Infelizmente o horror à pessoa de Bolsonaro e ao seu governo, plenamente justificado, traz à tona a natural tendência humana de classificar o mundo de forma maniqueísta. Se Bolsonaro é o mal, quem se opõe ou é diferente dele é o bem, nessa visão distorcida da realidade. Assim, apesar de todo treinamento intelectual da profissão, essa percepção tem sido verificada na cobertura da imprensa em geral. Os abusos e erros de Bolsonaro têm sido tantos – e não podem ser esquecidos ou relevados – que os abusos cometidos por outros políticos, e até mesmo pela alta cúpula do Judiciário – são deixados de lado ou noticiados apenas como uma questão de conflito de versões igualmente válidas, sem qualquer aprofundamento das suas reais motivações.

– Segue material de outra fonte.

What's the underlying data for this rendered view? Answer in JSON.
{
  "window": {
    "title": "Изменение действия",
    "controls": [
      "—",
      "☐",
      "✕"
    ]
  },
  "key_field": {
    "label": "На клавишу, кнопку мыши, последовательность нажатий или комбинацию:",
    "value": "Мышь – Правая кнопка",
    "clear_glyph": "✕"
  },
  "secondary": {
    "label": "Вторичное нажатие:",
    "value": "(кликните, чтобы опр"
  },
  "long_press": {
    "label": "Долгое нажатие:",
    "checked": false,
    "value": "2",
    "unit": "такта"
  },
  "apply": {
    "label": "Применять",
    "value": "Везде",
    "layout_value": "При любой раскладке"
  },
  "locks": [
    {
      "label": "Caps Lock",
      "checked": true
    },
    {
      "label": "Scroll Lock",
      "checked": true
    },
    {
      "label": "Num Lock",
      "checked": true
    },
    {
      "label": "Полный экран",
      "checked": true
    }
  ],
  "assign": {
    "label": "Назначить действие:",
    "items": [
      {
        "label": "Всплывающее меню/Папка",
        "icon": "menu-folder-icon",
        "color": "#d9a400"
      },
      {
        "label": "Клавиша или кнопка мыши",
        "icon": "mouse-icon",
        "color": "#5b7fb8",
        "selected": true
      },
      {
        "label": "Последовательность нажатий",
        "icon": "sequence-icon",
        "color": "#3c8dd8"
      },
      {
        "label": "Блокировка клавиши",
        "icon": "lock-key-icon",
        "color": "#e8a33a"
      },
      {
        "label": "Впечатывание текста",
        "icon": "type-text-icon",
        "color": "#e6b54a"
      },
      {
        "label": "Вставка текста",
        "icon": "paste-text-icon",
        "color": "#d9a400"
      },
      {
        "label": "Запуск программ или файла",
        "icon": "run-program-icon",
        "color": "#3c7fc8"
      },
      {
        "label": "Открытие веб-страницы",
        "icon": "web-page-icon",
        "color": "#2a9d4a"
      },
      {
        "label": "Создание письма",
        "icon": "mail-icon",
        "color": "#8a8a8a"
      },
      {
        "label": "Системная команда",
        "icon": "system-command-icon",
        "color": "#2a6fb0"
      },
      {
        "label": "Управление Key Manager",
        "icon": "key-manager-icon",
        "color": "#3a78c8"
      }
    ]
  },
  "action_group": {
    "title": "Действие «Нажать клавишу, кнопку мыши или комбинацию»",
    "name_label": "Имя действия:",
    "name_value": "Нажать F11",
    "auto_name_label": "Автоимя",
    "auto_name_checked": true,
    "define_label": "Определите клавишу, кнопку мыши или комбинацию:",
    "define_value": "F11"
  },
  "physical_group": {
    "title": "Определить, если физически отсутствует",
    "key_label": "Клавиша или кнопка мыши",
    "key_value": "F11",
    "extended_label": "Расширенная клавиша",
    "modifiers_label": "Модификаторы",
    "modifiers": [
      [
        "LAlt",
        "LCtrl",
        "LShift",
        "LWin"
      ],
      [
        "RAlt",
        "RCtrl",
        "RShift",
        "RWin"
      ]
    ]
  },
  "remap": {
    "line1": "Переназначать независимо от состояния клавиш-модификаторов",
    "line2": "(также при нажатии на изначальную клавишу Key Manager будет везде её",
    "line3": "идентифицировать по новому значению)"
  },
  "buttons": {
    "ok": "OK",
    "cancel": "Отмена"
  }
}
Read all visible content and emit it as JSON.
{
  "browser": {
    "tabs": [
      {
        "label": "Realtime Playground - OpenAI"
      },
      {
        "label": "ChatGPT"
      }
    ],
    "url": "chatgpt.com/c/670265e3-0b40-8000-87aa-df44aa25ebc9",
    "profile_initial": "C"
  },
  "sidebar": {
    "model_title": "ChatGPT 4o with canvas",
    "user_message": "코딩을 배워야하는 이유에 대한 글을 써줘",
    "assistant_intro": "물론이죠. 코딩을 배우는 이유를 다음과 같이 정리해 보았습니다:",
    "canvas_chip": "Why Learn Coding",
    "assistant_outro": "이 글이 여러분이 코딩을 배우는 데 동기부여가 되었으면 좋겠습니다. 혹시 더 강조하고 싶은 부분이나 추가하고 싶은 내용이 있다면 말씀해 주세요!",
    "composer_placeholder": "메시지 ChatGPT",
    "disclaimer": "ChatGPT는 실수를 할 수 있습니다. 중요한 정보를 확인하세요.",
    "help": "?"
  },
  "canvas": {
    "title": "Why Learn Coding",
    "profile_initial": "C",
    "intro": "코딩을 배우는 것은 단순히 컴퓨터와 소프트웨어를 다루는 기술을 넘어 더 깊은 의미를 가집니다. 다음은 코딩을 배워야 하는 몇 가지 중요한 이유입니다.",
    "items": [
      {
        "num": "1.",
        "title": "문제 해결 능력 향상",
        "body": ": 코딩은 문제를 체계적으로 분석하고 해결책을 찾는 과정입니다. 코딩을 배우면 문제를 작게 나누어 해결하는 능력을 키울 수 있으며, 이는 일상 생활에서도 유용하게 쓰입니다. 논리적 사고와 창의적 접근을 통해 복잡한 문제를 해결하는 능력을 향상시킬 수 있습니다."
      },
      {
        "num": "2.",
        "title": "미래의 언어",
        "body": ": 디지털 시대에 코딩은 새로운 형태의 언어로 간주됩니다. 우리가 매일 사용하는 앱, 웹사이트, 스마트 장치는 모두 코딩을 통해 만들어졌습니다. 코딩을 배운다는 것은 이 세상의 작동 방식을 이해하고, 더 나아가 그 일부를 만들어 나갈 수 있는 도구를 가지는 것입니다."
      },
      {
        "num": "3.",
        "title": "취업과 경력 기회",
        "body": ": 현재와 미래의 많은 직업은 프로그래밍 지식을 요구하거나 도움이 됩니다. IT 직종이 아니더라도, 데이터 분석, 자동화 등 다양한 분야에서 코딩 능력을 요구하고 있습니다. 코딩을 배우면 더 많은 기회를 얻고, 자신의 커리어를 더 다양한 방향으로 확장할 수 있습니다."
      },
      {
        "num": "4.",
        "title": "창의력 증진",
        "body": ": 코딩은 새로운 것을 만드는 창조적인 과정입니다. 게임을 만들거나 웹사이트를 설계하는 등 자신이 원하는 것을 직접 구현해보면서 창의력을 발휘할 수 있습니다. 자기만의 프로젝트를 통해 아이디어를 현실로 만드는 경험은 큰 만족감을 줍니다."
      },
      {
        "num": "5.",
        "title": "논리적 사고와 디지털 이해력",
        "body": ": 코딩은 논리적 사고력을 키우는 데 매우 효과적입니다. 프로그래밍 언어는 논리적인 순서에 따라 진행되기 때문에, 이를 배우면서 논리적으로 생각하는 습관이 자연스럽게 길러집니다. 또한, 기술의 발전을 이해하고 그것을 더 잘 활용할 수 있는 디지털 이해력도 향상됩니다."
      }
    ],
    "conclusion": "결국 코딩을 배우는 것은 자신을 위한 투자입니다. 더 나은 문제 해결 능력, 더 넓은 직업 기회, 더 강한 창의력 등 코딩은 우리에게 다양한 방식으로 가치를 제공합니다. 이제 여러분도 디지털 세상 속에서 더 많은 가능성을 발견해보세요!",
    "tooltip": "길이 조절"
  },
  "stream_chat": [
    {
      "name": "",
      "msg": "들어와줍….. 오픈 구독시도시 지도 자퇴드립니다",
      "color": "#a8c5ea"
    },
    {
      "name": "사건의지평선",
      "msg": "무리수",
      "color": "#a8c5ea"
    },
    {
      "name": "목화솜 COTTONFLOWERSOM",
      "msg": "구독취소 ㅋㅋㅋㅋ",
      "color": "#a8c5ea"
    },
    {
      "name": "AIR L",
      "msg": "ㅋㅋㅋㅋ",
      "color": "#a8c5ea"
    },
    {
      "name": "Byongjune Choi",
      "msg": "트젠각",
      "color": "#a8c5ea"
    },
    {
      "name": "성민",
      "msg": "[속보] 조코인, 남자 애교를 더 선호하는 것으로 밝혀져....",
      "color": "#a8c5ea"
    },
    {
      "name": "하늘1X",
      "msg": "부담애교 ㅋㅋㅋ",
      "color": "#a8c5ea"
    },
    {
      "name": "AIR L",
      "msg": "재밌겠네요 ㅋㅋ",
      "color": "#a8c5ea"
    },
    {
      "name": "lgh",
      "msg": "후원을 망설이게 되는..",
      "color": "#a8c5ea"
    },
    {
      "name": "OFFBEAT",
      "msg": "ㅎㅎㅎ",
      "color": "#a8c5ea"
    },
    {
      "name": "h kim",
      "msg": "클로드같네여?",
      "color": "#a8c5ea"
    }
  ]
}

E as motivações de muitas decisões legislativas tomadas nos últimos anos – sem esquecer das muitas decisões do próprio Supremo Tribunal Federal – são eticamente execráveis. Isso tem ocorrido especialmente no que se refere ao arsenal legislativo de combate à corrupção. E aqui é que se revela o atraso de Rodrigo Maia e do grupo político que lidera. Sob o discurso de criminalização da política e abuso das autoridades, esse agrupamento político continua interessado em usar do crime para financiar suas eleições e o seu controle partidário, bem como abusar da sua autoridade – dada, não para isso, pela Constituição Federal –, para constranger autoridades que ousam investigá-los. Esse tem sido o papel de Rodrigo Maia.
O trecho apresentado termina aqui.